BANDUNG — Wali Kota Bandung, Muhammad Farhan, menegaskan bahwa persoalan sampah menjadi salah satu tantangan paling mendesak yang harus ditangani dengan pendekatan menyeluruh dan kolaboratif.
Hal ini ia sampaikan dalam Webinar Nasional bertajuk “Belajar dari: Darurat Sampah di Bandung Raya dan Dampaknya Terhadap Sungai Citarum”, pada Selasa, (24/6/2025).
“Masalah sampah adalah masalah berat. Dengan penduduk sebanyak 2,6 juta jiwa dan wilayah yang terbatas, Kota Bandung menghasilkan sekitar 1.500 ton sampah setiap harinya,” ujar Farhan.
Menurutnya, hingga kini penanganan sampah di Bandung Raya belum berjalan secara menyeluruh.
Banyak pihak masih menunggu beroperasinya fasilitas Legok Nangka secara penuh, padahal mayoritas sampah yang dihasilkan adalah sampah rumah tangga dan organik.
“Kita harus memperhatikan banyak hal, termasuk membangun kesadaran warga. Masyarakat harus menjadi bagian dari solusi, bukan sekadar objek kebijakan,” tegasnya.
Farhan juga menyoroti ketimpangan pengelolaan antara kawasan yang memiliki pengelola seperti perumahan dan kawasan industri, dengan area permukiman padat seperti kampung atau RW yang belum memiliki sistem pengelolaan yang jelas.
Untuk menjawab tantangan ini, Pemkot Bandung mendorong pembentukan Unit Pelaksana Teknis Daerah (UPTD) di bawah Dinas Lingkungan Hidup (DLH).
“UPTD harus dibentuk dan diperkuat agar menjadi operator teknis dalam pelaksanaan penanganan sampah secara berkelanjutan,” katanya.
Terkait teknologi, Farhan menjelaskan bahwa Kota Bandung telah memulai penerapan pengolahan sampah berbasis Reduce-Reuse-Recycle (TPS3R) di berbagai wilayah.
Langkah ini merupakan bagian dari upaya membangun Kawasan Bebas Sampah (KBS) yang lebih efisien dan berkelanjutan.
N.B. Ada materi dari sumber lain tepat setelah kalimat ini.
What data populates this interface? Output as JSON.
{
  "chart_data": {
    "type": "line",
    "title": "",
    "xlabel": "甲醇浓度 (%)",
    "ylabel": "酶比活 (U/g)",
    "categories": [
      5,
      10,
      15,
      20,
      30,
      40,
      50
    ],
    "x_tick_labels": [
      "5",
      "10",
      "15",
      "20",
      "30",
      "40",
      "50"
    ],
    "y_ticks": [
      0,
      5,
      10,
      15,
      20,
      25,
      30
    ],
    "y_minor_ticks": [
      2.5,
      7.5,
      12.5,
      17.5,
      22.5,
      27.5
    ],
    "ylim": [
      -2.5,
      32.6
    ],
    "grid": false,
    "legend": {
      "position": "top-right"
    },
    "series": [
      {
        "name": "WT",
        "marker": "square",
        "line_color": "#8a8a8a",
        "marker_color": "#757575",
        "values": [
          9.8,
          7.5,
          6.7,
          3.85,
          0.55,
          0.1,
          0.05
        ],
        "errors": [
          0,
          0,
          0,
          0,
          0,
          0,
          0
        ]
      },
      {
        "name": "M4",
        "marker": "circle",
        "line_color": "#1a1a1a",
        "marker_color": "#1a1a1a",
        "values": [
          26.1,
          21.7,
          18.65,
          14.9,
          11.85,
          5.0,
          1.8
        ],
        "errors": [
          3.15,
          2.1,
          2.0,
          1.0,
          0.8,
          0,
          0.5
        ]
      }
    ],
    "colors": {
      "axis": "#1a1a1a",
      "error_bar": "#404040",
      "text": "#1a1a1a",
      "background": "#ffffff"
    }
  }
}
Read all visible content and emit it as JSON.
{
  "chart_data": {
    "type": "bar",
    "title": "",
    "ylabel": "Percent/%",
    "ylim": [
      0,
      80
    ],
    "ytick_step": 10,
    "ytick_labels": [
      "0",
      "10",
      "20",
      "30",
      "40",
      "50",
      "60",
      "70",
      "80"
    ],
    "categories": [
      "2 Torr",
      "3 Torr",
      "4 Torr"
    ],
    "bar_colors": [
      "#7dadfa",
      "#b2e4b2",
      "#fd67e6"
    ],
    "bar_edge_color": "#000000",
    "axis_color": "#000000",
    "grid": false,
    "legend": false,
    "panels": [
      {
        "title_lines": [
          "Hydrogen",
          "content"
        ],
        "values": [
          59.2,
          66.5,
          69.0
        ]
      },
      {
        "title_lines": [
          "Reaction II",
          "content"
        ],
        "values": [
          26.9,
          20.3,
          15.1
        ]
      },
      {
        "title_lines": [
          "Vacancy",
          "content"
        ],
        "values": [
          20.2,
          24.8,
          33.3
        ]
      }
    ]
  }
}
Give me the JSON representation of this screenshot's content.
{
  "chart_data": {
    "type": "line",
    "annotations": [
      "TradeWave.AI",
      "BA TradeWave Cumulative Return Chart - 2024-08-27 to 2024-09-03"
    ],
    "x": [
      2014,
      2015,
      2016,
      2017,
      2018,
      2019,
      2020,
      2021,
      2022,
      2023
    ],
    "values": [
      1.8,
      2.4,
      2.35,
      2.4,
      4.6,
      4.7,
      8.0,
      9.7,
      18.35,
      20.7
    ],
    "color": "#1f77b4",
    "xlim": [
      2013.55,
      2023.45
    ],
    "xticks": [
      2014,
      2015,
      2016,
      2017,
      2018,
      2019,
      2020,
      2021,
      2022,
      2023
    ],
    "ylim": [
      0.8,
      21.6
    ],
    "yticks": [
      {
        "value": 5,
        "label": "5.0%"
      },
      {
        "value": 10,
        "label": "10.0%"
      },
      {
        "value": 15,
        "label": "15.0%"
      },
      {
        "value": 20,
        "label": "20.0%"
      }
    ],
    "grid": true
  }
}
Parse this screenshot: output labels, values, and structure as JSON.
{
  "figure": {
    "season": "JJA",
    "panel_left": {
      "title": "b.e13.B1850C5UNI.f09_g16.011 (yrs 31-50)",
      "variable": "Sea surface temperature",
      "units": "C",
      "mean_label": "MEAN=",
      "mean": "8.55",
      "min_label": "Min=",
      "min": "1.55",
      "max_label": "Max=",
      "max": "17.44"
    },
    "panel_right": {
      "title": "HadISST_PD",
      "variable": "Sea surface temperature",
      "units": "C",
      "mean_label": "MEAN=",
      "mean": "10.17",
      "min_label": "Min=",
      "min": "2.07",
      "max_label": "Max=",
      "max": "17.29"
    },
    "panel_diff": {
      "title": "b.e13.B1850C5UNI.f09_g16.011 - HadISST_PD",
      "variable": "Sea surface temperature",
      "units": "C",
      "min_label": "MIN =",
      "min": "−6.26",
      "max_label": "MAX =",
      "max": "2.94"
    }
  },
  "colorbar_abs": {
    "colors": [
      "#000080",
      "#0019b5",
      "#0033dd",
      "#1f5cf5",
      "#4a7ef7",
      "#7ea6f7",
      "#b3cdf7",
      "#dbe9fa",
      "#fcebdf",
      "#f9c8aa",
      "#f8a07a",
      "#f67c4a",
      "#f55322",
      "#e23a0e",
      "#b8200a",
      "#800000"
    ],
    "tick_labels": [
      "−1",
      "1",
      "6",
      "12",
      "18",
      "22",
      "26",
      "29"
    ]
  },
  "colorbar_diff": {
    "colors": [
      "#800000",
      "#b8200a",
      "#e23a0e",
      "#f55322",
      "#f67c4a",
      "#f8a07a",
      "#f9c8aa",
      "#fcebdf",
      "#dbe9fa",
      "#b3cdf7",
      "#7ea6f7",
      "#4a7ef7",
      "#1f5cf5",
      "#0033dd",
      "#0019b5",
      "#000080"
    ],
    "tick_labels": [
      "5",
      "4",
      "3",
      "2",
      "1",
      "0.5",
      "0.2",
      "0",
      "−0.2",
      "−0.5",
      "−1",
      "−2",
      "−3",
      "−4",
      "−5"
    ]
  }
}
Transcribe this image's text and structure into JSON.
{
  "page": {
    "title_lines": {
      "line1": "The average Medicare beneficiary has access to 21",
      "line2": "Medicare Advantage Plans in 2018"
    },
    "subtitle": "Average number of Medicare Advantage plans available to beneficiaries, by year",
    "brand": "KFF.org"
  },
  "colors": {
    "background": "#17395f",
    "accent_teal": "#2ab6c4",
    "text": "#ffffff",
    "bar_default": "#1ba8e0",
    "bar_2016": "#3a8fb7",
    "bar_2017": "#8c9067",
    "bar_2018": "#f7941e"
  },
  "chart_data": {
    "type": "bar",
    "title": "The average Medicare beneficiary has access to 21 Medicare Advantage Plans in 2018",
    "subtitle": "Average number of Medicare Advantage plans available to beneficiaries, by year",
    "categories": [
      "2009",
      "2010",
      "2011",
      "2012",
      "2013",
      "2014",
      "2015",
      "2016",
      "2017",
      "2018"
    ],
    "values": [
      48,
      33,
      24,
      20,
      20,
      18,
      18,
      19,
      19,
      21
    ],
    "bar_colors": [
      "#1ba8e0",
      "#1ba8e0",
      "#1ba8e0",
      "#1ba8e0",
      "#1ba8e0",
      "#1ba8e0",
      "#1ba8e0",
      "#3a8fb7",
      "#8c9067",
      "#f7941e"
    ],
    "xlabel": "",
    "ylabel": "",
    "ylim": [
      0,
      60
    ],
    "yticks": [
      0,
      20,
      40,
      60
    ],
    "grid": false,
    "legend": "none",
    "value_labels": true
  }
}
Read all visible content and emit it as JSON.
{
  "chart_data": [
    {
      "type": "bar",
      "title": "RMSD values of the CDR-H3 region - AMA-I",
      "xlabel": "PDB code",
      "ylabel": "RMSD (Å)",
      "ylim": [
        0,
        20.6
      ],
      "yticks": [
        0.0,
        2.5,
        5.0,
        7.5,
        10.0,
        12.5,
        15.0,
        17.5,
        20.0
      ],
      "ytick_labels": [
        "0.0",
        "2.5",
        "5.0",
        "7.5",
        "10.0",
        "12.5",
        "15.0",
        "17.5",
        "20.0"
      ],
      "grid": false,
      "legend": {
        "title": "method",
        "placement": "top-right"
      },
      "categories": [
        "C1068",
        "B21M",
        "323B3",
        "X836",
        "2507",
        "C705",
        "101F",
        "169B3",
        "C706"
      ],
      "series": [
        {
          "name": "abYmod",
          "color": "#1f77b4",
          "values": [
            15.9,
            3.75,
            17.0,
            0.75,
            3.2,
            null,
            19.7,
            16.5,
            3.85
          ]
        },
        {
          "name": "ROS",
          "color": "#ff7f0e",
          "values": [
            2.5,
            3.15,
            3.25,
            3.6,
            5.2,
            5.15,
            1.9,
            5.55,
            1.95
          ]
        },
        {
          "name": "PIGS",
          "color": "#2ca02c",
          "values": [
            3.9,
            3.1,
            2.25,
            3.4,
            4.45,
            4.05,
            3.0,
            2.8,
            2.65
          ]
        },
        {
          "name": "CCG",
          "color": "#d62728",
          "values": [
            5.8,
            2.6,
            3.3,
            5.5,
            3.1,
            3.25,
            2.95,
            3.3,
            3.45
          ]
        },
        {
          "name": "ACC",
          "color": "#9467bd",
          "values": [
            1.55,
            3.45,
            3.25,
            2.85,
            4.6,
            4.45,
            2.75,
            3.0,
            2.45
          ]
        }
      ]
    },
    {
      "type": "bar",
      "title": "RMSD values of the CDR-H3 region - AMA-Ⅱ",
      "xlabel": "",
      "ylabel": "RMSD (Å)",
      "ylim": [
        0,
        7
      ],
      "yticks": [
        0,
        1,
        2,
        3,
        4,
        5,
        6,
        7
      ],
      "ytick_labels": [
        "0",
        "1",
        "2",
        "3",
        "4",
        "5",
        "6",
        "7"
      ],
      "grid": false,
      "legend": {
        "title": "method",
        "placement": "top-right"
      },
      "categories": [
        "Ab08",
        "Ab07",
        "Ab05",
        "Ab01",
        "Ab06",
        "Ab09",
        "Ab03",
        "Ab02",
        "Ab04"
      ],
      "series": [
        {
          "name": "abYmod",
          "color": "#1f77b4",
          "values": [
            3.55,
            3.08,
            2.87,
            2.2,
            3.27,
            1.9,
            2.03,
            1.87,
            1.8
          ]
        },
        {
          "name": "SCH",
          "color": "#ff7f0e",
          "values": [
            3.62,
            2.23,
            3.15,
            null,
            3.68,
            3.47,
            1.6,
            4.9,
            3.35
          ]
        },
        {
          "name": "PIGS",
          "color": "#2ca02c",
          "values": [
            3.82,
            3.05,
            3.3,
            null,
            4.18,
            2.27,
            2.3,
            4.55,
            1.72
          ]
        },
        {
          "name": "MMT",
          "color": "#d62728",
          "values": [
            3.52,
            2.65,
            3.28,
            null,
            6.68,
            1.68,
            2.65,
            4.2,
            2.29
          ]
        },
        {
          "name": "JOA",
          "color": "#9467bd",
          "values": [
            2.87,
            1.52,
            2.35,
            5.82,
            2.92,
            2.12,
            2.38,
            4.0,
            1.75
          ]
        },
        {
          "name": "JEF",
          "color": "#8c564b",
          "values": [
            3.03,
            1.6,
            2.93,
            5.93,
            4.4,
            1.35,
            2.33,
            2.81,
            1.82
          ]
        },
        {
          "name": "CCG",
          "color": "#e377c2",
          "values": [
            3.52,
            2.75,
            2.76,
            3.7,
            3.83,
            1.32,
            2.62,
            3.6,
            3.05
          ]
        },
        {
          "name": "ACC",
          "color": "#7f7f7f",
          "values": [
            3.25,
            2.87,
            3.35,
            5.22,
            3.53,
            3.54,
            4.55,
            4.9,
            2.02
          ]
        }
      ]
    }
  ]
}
Ia menambahkan, upaya pengelolaan sampah tak bisa dilakukan oleh pemerintah semata. Kolaborasi dengan sektor swasta, investor, dan lembaga lainnya sangat penting untuk menciptakan sistem yang inovatif.
“Pemerintah Kota Bandung membuka ruang kerja sama dengan investor untuk mendukung inovasi pengelolaan sampah. Mereka memiliki fleksibilitas dan keleluasaan dalam mengadopsi teknologi yang sesuai,” jelasnya.
Selain itu, keterlibatan Tentara Nasional Indonesia Angkatan Darat (TNI AD) juga menjadi bagian penting dalam penguatan penanganan lingkungan.
“Kerja sama dengan TNI AD bukan sekadar simbolik, tapi operasional. Ini menunjukkan bahwa semua sektor bersatu untuk mencari solusi,” tambah Farhan.
Dalam hal pendanaan, Farhan menyebutkan bahwa skema kerja sama dengan swasta memungkinkan penyediaan infrastruktur dilakukan sepenuhnya oleh pihak ketiga, sedangkan pemerintah hanya menyediakan insentif berupa tipping fee sesuai regulasi.
“Dengan model kerja sama seperti ini, kami berharap akan lahir sistem pengelolaan sampah yang tidak hanya efektif tetapi juga efisien secara pembiayaan,” ujarnya.
Farhan menutup pernyataannya dengan harapan besar terhadap sinergi yang sedang dibangun.
“Mudah-mudahan kolaborasi ini bisa menjadi solusi jangka panjang dan memberi dampak signifikan, tidak hanya bagi Kota Bandung, tapi juga bagi kelestarian Sungai Citarum yang kita cintai bersama,” pungkasnya.